T5 (Text-to-Text Transfer Transformer, Google 2019) proposed a radical simplification: every NLP task is a text-to-text problem. Classification: "classify: This movie is great" → "positive." Translation: "translate English to German: Hello" → "Hallo." Summarization: "summarize: [long text]" → "[summary]." By framing all tasks identically, T5 uses the same model, loss function, and training procedure for everything. T5 uses an encoder-decoder architecture with span corruption pre-training: random spans of text are replaced with sentinel tokens, and the model learns to reconstruct them. The systematic study behind T5 tested dozens of design choices (model size, pre-training objective, data, fine-tuning strategy) and published the results, making it one of the most influential NLP papers for practical guidance.

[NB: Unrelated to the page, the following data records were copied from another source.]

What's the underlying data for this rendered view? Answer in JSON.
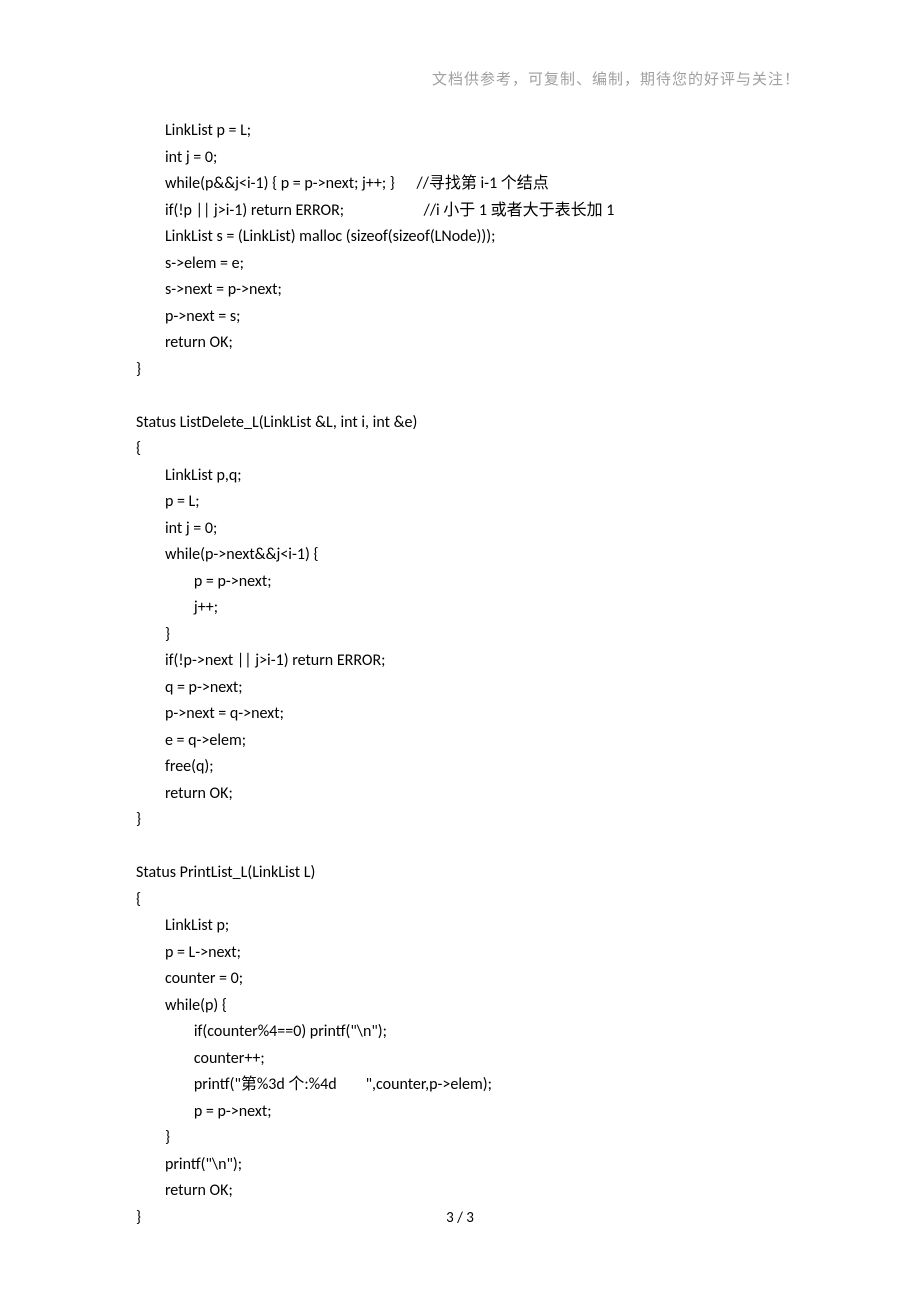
{
  "header": {
    "notice": "文档供参考，可复制、编制，期待您的好评与关注！"
  },
  "code": {
    "content": "        LinkList p = L;\n        int j = 0;\n        while(p&&j<i-1) { p = p->next; j++; }      //寻找第 i-1 个结点\n        if(!p || j>i-1) return ERROR;                      //i 小于 1 或者大于表长加 1\n        LinkList s = (LinkList) malloc (sizeof(sizeof(LNode)));\n        s->elem = e;\n        s->next = p->next;\n        p->next = s;\n        return OK;\n}\n\nStatus ListDelete_L(LinkList &L, int i, int &e)\n{\n        LinkList p,q;\n        p = L;\n        int j = 0;\n        while(p->next&&j<i-1) {\n                p = p->next;\n                j++;\n        }\n        if(!p->next || j>i-1) return ERROR;\n        q = p->next;\n        p->next = q->next;\n        e = q->elem;\n        free(q);\n        return OK;\n}\n\nStatus PrintList_L(LinkList L)\n{\n        LinkList p;\n        p = L->next;\n        counter = 0;\n        while(p) {\n                if(counter%4==0) printf(\"\\n\");\n                counter++;\n                printf(\"第%3d 个:%4d        \",counter,p->elem);\n                p = p->next;\n        }\n        printf(\"\\n\");\n        return OK;\n}"
  },
  "footer": {
    "page_label": "3 / 3"
  }
}
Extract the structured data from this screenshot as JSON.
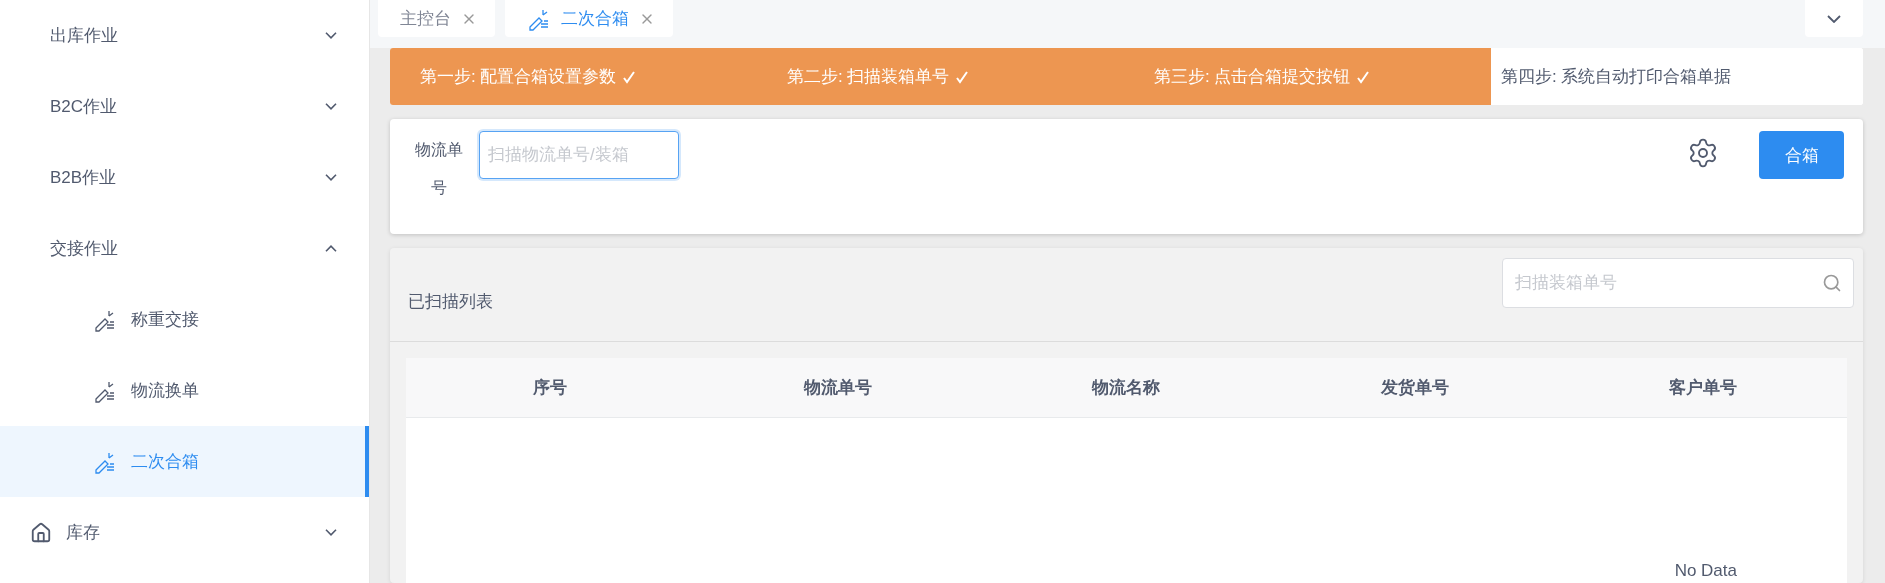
{
  "sidebar": {
    "items": [
      {
        "label": "出库作业",
        "expanded": false,
        "has_icon": false
      },
      {
        "label": "B2C作业",
        "expanded": false,
        "has_icon": false
      },
      {
        "label": "B2B作业",
        "expanded": false,
        "has_icon": false
      },
      {
        "label": "交接作业",
        "expanded": true,
        "has_icon": false,
        "children": [
          {
            "label": "称重交接",
            "selected": false
          },
          {
            "label": "物流换单",
            "selected": false
          },
          {
            "label": "二次合箱",
            "selected": true
          }
        ]
      },
      {
        "label": "库存",
        "expanded": false,
        "has_icon": true
      }
    ]
  },
  "tabs": [
    {
      "label": "主控台",
      "selected": false,
      "has_icon": false
    },
    {
      "label": "二次合箱",
      "selected": true,
      "has_icon": true
    }
  ],
  "steps": [
    {
      "label": "第一步: 配置合箱设置参数",
      "done": true
    },
    {
      "label": "第二步: 扫描装箱单号",
      "done": true
    },
    {
      "label": "第三步: 点击合箱提交按钮",
      "done": true
    },
    {
      "label": "第四步: 系统自动打印合箱单据",
      "done": false
    }
  ],
  "form": {
    "label": "物流单号",
    "placeholder": "扫描物流单号/装箱",
    "button": "合箱"
  },
  "list": {
    "title": "已扫描列表",
    "search_placeholder": "扫描装箱单号",
    "columns": [
      "序号",
      "物流单号",
      "物流名称",
      "发货单号",
      "客户单号"
    ],
    "empty_text": "No Data"
  }
}
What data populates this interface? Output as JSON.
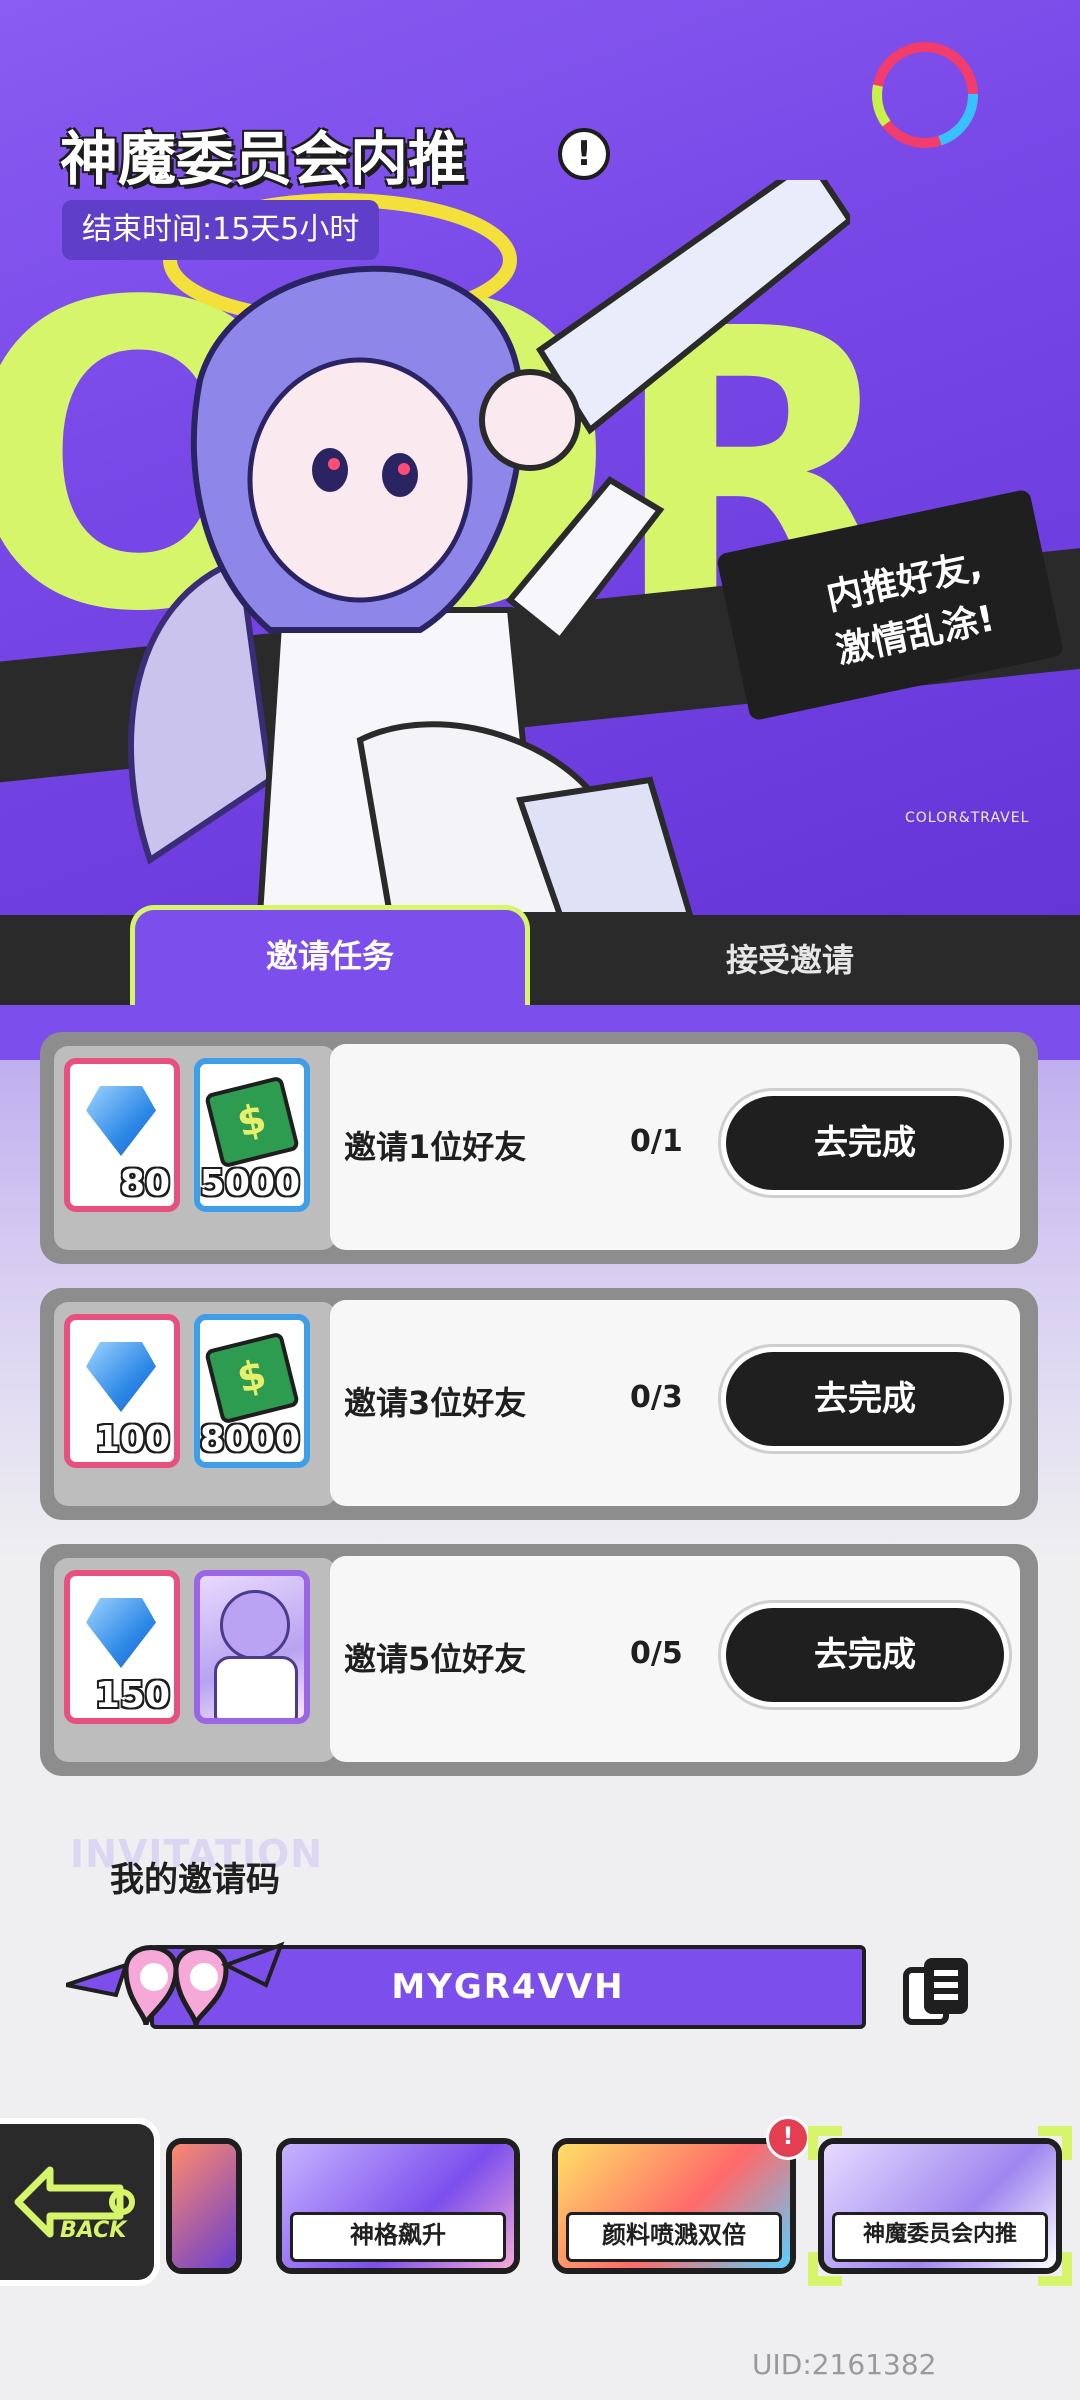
{
  "header": {
    "title": "神魔委员会内推",
    "info_icon": "!",
    "end_time": "结束时间:15天5小时",
    "bubble_line1": "内推好友,",
    "bubble_line2": "激情乱涂!",
    "brand_mark": "COLOR&TRAVEL"
  },
  "tabs": [
    {
      "label": "邀请任务",
      "active": true
    },
    {
      "label": "接受邀请",
      "active": false
    }
  ],
  "tasks": [
    {
      "rewards": [
        {
          "icon": "gem-icon",
          "qty": "80"
        },
        {
          "icon": "cash-icon",
          "qty": "5000"
        }
      ],
      "label": "邀请1位好友",
      "progress": "0/1",
      "button": "去完成"
    },
    {
      "rewards": [
        {
          "icon": "gem-icon",
          "qty": "100"
        },
        {
          "icon": "cash-icon",
          "qty": "8000"
        }
      ],
      "label": "邀请3位好友",
      "progress": "0/3",
      "button": "去完成"
    },
    {
      "rewards": [
        {
          "icon": "gem-icon",
          "qty": "150"
        },
        {
          "icon": "character-avatar-icon",
          "qty": ""
        }
      ],
      "label": "邀请5位好友",
      "progress": "0/5",
      "button": "去完成"
    }
  ],
  "invitation": {
    "bg_text": "INVITATION",
    "title": "我的邀请码",
    "code": "MYGR4VVH",
    "copy_icon": "copy-icon"
  },
  "bottom_nav": {
    "back_label": "BACK",
    "items": [
      {
        "label": "神格飙升"
      },
      {
        "label": "颜料喷溅双倍",
        "badge": "!"
      },
      {
        "label": "神魔委员会内推",
        "selected": true
      }
    ]
  },
  "uid": "UID:2161382",
  "colors": {
    "accent_purple": "#7c4fed",
    "accent_lime": "#d6f56b",
    "gem_border": "#e8507f",
    "cash_border": "#3e9ee8",
    "dark": "#1f1f1f"
  }
}
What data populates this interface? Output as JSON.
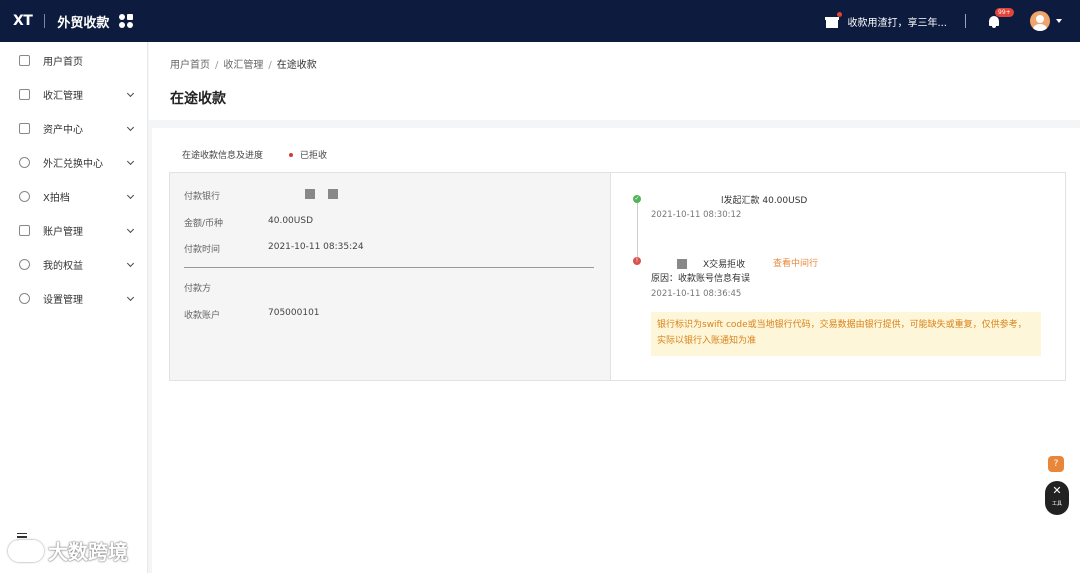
{
  "topbar": {
    "logo": "XT",
    "brand": "外贸收款",
    "promo": "收款用渣打，享三年...",
    "notification_badge": "99+"
  },
  "sidebar": {
    "items": [
      {
        "label": "用户首页",
        "icon": "home-icon",
        "expandable": false
      },
      {
        "label": "收汇管理",
        "icon": "receive-icon",
        "expandable": true
      },
      {
        "label": "资产中心",
        "icon": "wallet-icon",
        "expandable": true
      },
      {
        "label": "外汇兑换中心",
        "icon": "exchange-icon",
        "expandable": true
      },
      {
        "label": "X拍档",
        "icon": "partner-icon",
        "expandable": true
      },
      {
        "label": "账户管理",
        "icon": "account-icon",
        "expandable": true
      },
      {
        "label": "我的权益",
        "icon": "user-icon",
        "expandable": true
      },
      {
        "label": "设置管理",
        "icon": "settings-icon",
        "expandable": true
      }
    ],
    "watermark": "大数跨境"
  },
  "breadcrumb": [
    "用户首页",
    "收汇管理",
    "在途收款"
  ],
  "page_title": "在途收款",
  "section": {
    "title": "在途收款信息及进度",
    "status": "已拒收"
  },
  "payment_info": {
    "bank_label": "付款银行",
    "amount_label": "金额/币种",
    "amount_value": "40.00USD",
    "time_label": "付款时间",
    "time_value": "2021-10-11 08:35:24",
    "payer_label": "付款方",
    "account_label": "收款账户",
    "account_value": "705000101"
  },
  "timeline": {
    "step1_text": "l发起汇款 40.00USD",
    "step1_time": "2021-10-11 08:30:12",
    "step2_text": "X交易拒收",
    "step2_link": "查看中间行",
    "step2_reason": "原因：收款账号信息有误",
    "step2_time": "2021-10-11 08:36:45",
    "notice": "银行标识为swift code或当地银行代码，交易数据由银行提供，可能缺失或重复，仅供参考，实际以银行入账通知为准"
  },
  "tools": {
    "help": "?",
    "tools_label": "工具"
  }
}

The choice between BERT-style and GPT-style models depends on your task. BERT (encoder) excels at tasks that require understanding the full input: classification, NER, semantic similarity, extractive QA. Its bidirectional attention means every token can attend to every other token, producing richer representations for understanding. GPT (decoder) excels at generating text: dialogue, creative writing, code generation, and any task where you need to produce new text. Its causal attention naturally supports autoregressive generation. In practice, the distinction has blurred: modern LLMs (GPT-4, Claude) are so capable that they can perform understanding tasks through generation (classify by generating the label). But for production systems where efficiency matters, BERT-style models remain the better choice for classification and extraction tasks — they're 10–100x smaller and faster.

Transformers didn't just improve NLP — they unified it. Before transformers, each NLP task had its own specialized architecture. After transformers, one architecture handles everything. Three properties explain their dominance. Parallelism: unlike RNNs that process tokens sequentially, transformers process all tokens simultaneously, making them 10–100x faster to train on GPUs. Scalability: transformer performance improves predictably with model size, data size, and compute (scaling laws). This predictability enables billion-dollar training investments. Transfer learning: pre-training on massive unlabeled text produces representations that transfer to any downstream task with minimal fine-tuning. The transformer's impact extends far beyond NLP: Vision Transformers (ViT) for images, AlphaFold for protein structure, and multimodal models all use the same architecture.